One of the things that inspired me about attending the 2018 LWI Biennial Conference this year was the zeal of the “next generation” working on salary and status issues. I have been working in the field of legal writing since 1988, which was the year the second biennial LWI conference was held. I did not attend, and I was not approved by my school to attend until 1992, when the conference was held at Puget Sound, the original home of LWI.

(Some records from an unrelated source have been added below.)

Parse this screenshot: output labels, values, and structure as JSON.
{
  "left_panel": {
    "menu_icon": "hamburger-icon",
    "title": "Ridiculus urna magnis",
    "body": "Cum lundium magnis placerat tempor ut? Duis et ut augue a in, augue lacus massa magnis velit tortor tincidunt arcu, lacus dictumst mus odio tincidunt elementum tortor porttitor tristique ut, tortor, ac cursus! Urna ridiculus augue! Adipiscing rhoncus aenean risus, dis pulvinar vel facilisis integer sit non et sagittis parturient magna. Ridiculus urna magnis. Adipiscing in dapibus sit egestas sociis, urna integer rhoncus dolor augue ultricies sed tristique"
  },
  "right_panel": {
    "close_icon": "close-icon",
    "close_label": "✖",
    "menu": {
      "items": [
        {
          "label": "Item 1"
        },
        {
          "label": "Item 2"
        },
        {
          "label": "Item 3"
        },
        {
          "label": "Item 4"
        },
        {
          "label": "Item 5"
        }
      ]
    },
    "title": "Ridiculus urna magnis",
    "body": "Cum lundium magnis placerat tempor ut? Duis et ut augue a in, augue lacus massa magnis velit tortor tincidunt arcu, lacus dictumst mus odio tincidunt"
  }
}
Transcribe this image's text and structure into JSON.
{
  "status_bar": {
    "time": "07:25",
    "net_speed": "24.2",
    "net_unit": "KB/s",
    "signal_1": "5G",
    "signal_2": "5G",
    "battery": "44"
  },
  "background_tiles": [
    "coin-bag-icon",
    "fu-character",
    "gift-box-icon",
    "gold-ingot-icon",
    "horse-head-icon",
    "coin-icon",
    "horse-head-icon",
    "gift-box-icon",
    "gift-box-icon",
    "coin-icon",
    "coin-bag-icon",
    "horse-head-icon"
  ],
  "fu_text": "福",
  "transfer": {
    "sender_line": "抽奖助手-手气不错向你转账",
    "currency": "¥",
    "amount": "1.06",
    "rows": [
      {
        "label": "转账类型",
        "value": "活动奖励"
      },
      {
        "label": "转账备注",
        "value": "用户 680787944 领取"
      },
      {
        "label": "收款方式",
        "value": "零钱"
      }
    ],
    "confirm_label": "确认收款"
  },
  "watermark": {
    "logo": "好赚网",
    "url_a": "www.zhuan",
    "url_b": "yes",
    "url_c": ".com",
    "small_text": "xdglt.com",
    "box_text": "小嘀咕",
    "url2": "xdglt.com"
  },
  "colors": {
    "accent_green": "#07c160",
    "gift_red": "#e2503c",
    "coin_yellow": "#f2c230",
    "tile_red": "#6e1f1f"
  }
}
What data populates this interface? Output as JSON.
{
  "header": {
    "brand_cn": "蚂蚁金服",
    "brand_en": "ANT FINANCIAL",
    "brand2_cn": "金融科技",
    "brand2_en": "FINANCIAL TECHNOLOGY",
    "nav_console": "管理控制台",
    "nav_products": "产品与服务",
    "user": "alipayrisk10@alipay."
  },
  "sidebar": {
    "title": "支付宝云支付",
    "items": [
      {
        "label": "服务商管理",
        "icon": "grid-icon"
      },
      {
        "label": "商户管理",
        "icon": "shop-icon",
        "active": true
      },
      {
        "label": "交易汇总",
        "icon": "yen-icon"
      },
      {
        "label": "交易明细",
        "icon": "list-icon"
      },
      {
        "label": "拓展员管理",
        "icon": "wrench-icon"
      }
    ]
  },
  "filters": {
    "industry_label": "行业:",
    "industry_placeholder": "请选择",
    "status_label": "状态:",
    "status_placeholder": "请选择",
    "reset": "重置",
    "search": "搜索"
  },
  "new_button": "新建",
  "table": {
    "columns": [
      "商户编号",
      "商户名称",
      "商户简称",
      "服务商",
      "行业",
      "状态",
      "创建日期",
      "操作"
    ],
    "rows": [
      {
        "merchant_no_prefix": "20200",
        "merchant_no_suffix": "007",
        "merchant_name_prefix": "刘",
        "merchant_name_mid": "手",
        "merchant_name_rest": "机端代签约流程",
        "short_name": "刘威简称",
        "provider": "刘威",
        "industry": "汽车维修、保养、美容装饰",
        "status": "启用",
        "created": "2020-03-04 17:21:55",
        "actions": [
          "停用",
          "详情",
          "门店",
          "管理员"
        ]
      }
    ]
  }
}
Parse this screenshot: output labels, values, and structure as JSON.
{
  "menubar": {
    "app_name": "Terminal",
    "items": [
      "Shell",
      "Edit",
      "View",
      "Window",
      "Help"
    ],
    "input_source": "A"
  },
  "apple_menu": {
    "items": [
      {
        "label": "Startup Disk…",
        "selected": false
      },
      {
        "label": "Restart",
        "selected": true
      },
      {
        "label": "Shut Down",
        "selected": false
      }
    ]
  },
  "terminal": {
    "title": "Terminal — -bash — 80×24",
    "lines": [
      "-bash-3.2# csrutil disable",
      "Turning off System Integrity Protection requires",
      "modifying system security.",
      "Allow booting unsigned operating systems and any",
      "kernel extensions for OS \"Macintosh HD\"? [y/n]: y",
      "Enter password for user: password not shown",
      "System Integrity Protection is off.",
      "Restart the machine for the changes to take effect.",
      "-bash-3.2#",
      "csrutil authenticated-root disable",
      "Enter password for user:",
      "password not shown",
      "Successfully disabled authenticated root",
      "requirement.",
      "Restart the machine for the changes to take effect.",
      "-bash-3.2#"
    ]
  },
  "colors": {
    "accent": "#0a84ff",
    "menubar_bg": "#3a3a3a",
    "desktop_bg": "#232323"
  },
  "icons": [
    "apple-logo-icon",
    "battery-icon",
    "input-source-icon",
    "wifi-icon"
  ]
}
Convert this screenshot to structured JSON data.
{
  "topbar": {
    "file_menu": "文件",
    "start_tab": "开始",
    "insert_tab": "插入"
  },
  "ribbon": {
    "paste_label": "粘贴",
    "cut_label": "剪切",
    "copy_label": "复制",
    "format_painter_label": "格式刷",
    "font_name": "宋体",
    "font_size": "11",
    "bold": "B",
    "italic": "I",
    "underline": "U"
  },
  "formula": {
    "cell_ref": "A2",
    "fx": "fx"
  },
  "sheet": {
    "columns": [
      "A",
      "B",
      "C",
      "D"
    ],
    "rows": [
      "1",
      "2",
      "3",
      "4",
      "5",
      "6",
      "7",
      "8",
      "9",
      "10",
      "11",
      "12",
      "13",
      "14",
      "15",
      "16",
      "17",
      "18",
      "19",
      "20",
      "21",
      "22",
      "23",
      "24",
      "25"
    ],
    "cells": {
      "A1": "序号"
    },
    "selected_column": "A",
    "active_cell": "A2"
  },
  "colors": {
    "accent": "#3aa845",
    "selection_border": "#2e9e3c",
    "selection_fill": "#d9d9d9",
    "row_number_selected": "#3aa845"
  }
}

As I recall, there may have been less than 250 of us at the conference, and less than 200 who considered teaching legal writing to be our careers. There may have even have been less than seventy-five of us who were singularly devoted to legal writing as a discipline. There were so few of us that, by the end of each legal writing conference, we knew everyone in attendance . . . very well, in fact. We spent an awful lot of time talking about our respective “plights” concerning status, mostly. Salary wasn’t really even discussed. We were pretty much all paid very poorly, with only a handful of people having tenure, including Marjorie Rombauer, Ralph Brill, Mary Lawrence, and Richard Neumann. I’m not sure too many of us even dreamed of future tenure. The issue of the day for some of us was arguing against having capped contracts—a system where legal writing teachers were hired to teach no more than two or three years and then moved on to a different school if they wanted to continue teaching. For other programs, this was not even an issue, because their schools had no full-time legal writing teachers. As a result, program directors attended the conferences attempting to gain insight into putting together a curriculum for their all-adjunct programs.

At that time, I was on a year-to-year contract using “soft money.” I had originally been hired as the program “assistant director” who was responsible for unifying the curriculum and assignments for our twelve adjunct professors; however, in part because of student complaints about part-time instruction, Director Deborah Klein was able to convince our dean to increase our number of full-time teachers to four people. This included me, writing specialist Sandra Kerber, and, a year later, Barbara Tyler. Even though we had a department with four full-time teachers, three of us were on soft money and, to many at the school (including the Budget Director), considered temporary. We taught fifty to sixty students each and had retained four of the twelve adjunct professors. During my first two years as a full-time member of the department, I was not allowed in the faculty lounge or at faculty meetings. I was not allowed to have my own faculty-issued computer, or even a phone that had the brand new technology of “voice mail.” In fact, when initially hired, for a year, I shared an office with the Director of Legal Writing and all twelve adjunct professors.

At that time, the entire legal writing profession relied heavily on just a handful of people with security of position to fight the fights for all of us. The same people rose to the occasion time and time again, winning battle after battle that enabled the profession to grow and flourish. With each victory came the chance for one more person to be added to a position where he or she could fight battles that enabled the success of others that followed.

It is always easy to look back upon those years as the glory years. All of those teaching legal writing often did very much with very little. Our profession had a handful of “leaders” always in the thick of the battle, with a small army of those willing to throw themselves on their swords for the future of the profession. I wouldn’t trade those years for anything.

But now, as I look upon what is occurring in legal writing with the organized fight for equality and the overall competence and coordination by those waging it, I am awestruck. The panel presentation done by LWI’s Professional Status Committee was particularly impressive.[1] Our profession is no longer a handful of people waging war in what were often losing battles (and pardon these military analogies), but an entire battalion of immense intellectual weaponry. Those who are working toward the improvement of status, security, and even salary are taking on the status quo with a level of courage and tenacity that is impressive to watch. And they are winning the war. The number of tenured programs and professors is almost staggering in relation to what was even hoped for thirty years ago, and we are seeing more legal writing professors as deans and associate deans. We have developed a scholarly community that enables us to claim ourselves a true intellectual profession that is often more influential than what the status quo intellectual elitists had previously claimed as their birthright. In short, the members of this profession are now steamrolling over the academy that often worked so hard to exclude them from its segregated ivory tower.

There is, of course, still a lot of work to do. Not everyone has been able to share in the victories that have been achieved; however, what is occurring now is a hope that did not exist thirty years ago, or perhaps even twenty years ago. It is a great thing to see, and whenever I watch this “next generation” in action, I can’t help but think that the profession is in great hands. It is accomplishing so much more than I could ever have dreamed.

  1. Mary Bowman, Mel Weresh, Heidi Brown, Lucy Jewell, and David Austin, Protecting and Improving LRW Status as Law School Faculty–An Update from the Professional Status Committee, LWI Biennial Conference, Milwaukee, Wisconsin (July 14, 2018).